Pollen is perhaps the most obvious springtime asthma and allergy offender. As weeds, trees, grass and other plants begin to blossom, they release pollen into the air. If you're allergic to pollen, you know what happens next—a constant onslaught of sneezes and sniffles. Allergic reactions can cause symptoms in your nose, lungs, throat, sinuses, ears, lining of the stomach or on the skin. For many people with allergic asthma, these triggers may result in asthma symptoms, that may make it more difficult to breathe or cause an asthma flare-up. Allergens such as pollen aren’t the only spring trigger. Air pollution and temperature changes can also make your symptoms worse. But that doesn’t mean you need to lock yourself inside.

Follow these tips to ensure you can enjoy all your favorite spring activities.

  1. Check the air quality both indoors and out every day.
    If you plan to be physically active outdoors, remember to scope out the environment first and be aware of any obvious triggers. The quality of the air we breathe affects each of us and can be especially troublesome for people with asthma. Check daily air quality levels and air pollution forecasts in your area. Learn more about how to improve and maintain your clean air at home, work and school.
  2. Lawn and garden maintenance.
    Before working in the yard, check your local pollen count. Consider gardening in the early morning or evening when the pollen count is at its lowest. Fertilizers and freshly cut grass can worsen asthma symptoms. When working the yard, consider wearing a mask to keep from breathing in particles. Don’t forget to change your clothes and shower away the pollen and pollutants once you come back in from your chores.
  3. It's a bug's life.
    Citronella candles and bug spray may keep mosquitoes at bay, but they can also trigger asthma symptoms. It may help to stay several feet away from any strong smelling candles, and when using mosquito repellent. Choose lotions that are unscented instead of aerosol sprays that will help reduce or avoid these triggers. Other tips that may help you when using repellant products are to empty flowerpots or other containers holding water, wear long-sleeved shirts, long pants and socks when outside and stay indoors at sunrise and sunset when mosquitoes are most active.
  4. Understand and use medications as prescribed.
    While limiting exposure can be helpful, you can never completely eliminate contact with all potential asthma and allergy triggers. This is why it is important to always use your maintenance or controller medications as prescribed and with proper technique, even if you are feeling well. If you have asthma, remember to keep your quick-relief (rescue) medicine (with a spacer or valved holding chamber) close at hand in case of symptoms. Review “How to use” your inhaled medicines properly with our newly updated videos and handouts or speak with your healthcare provider or pharmacist for more instruction. Other tools that may be helpful include a peak flow meter and a written Asthma Action Plan.

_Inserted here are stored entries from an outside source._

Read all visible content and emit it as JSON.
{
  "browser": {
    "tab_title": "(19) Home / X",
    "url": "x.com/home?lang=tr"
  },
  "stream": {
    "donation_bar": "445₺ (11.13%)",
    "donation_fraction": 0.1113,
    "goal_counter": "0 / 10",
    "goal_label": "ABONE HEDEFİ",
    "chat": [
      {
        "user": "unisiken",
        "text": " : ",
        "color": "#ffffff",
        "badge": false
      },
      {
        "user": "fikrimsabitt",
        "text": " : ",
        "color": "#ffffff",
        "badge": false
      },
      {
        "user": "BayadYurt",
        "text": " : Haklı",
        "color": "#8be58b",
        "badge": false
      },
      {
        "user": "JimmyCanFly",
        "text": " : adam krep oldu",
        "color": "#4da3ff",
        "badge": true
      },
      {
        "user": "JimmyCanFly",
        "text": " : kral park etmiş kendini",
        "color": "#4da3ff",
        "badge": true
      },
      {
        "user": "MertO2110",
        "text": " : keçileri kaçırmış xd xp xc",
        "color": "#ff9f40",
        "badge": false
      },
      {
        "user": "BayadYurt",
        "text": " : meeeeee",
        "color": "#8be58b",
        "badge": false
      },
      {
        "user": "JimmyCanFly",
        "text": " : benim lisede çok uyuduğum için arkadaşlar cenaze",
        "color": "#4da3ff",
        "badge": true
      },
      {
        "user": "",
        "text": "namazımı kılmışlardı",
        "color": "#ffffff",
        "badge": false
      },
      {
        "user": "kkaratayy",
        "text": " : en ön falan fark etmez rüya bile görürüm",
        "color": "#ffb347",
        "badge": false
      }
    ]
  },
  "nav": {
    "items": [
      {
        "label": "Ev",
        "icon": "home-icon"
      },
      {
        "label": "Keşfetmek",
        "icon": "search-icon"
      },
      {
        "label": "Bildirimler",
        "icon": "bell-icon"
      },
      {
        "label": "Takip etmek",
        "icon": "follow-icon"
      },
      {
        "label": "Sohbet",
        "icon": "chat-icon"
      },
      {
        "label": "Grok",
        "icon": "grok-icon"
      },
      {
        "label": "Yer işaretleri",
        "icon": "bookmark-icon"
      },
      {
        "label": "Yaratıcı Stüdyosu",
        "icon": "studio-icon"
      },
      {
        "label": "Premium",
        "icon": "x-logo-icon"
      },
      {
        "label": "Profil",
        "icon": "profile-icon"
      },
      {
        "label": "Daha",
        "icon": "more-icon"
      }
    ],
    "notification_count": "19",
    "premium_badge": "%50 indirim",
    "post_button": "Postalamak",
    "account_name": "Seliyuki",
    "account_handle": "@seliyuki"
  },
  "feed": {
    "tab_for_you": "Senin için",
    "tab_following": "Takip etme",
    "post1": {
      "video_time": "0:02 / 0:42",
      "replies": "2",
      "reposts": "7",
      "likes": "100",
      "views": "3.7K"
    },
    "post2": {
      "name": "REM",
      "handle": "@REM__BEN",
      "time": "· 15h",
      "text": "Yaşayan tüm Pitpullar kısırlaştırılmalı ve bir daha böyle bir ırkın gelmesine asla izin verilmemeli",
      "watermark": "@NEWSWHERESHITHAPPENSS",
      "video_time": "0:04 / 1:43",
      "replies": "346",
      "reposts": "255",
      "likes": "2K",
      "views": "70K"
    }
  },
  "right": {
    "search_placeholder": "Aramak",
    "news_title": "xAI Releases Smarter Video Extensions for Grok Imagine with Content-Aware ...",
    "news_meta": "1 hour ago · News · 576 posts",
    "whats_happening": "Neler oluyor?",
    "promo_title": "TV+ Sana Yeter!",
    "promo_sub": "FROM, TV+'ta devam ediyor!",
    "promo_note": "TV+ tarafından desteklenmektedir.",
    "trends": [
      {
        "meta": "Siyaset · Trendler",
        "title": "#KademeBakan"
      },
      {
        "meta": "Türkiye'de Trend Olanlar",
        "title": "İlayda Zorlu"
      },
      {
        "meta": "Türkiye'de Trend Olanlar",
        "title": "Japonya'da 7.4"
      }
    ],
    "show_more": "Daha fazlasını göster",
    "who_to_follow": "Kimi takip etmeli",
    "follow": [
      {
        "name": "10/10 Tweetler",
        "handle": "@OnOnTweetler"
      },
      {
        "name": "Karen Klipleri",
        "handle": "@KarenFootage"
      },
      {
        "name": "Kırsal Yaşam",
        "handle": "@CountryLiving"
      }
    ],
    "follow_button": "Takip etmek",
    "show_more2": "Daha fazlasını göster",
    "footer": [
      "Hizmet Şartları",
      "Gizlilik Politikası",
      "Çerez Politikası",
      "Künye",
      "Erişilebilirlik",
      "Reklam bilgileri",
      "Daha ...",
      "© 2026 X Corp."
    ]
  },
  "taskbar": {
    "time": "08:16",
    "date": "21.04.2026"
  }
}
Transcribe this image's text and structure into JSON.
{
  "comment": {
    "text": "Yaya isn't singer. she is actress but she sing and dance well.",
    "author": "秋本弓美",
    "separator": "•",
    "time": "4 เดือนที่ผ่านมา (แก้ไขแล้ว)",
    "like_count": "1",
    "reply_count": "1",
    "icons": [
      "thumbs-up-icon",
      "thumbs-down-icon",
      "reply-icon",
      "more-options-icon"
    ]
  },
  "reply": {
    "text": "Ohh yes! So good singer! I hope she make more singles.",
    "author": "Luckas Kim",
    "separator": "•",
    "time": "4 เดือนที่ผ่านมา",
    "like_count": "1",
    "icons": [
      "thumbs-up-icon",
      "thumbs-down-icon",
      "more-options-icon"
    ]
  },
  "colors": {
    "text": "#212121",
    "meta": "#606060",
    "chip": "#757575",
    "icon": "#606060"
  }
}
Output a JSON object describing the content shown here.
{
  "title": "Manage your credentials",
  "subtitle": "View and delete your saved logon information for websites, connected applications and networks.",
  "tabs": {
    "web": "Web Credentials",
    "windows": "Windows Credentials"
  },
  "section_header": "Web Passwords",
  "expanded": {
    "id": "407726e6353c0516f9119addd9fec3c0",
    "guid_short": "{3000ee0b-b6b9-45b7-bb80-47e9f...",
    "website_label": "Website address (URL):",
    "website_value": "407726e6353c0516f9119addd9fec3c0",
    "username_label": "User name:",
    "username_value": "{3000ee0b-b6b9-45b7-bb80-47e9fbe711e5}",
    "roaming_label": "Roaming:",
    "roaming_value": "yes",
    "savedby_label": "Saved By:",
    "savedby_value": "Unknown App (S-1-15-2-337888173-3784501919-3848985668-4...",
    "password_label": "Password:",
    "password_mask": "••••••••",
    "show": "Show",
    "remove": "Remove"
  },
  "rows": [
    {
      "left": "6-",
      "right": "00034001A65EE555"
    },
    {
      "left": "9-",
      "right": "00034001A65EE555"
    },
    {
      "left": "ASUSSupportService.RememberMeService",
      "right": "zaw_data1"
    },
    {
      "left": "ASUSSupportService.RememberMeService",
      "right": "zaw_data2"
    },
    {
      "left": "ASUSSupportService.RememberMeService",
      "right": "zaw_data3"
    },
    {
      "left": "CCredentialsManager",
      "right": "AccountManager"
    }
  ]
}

In addition, be sure to communicate with your healthcare provider during this high allergy season. Be sure to keep him or her informed if you begin having trouble controlling your asthma or allergy symptoms during the spring months. If asthma symptoms are increasing to two times a week or more, talk with your healthcare provider about adjusting your treatments or getting tested for common allergens with a simple blood test or skin prick test. Allergy testing may help you further identify your triggers. Your healthcare provider can help you recognize what makes your asthma worse, and find simple solutions to reduce and avoid asthma triggers. With your provider's help, you can create an asthma or allergy management plan to keep you feeling healthy and active with your asthma well controlled.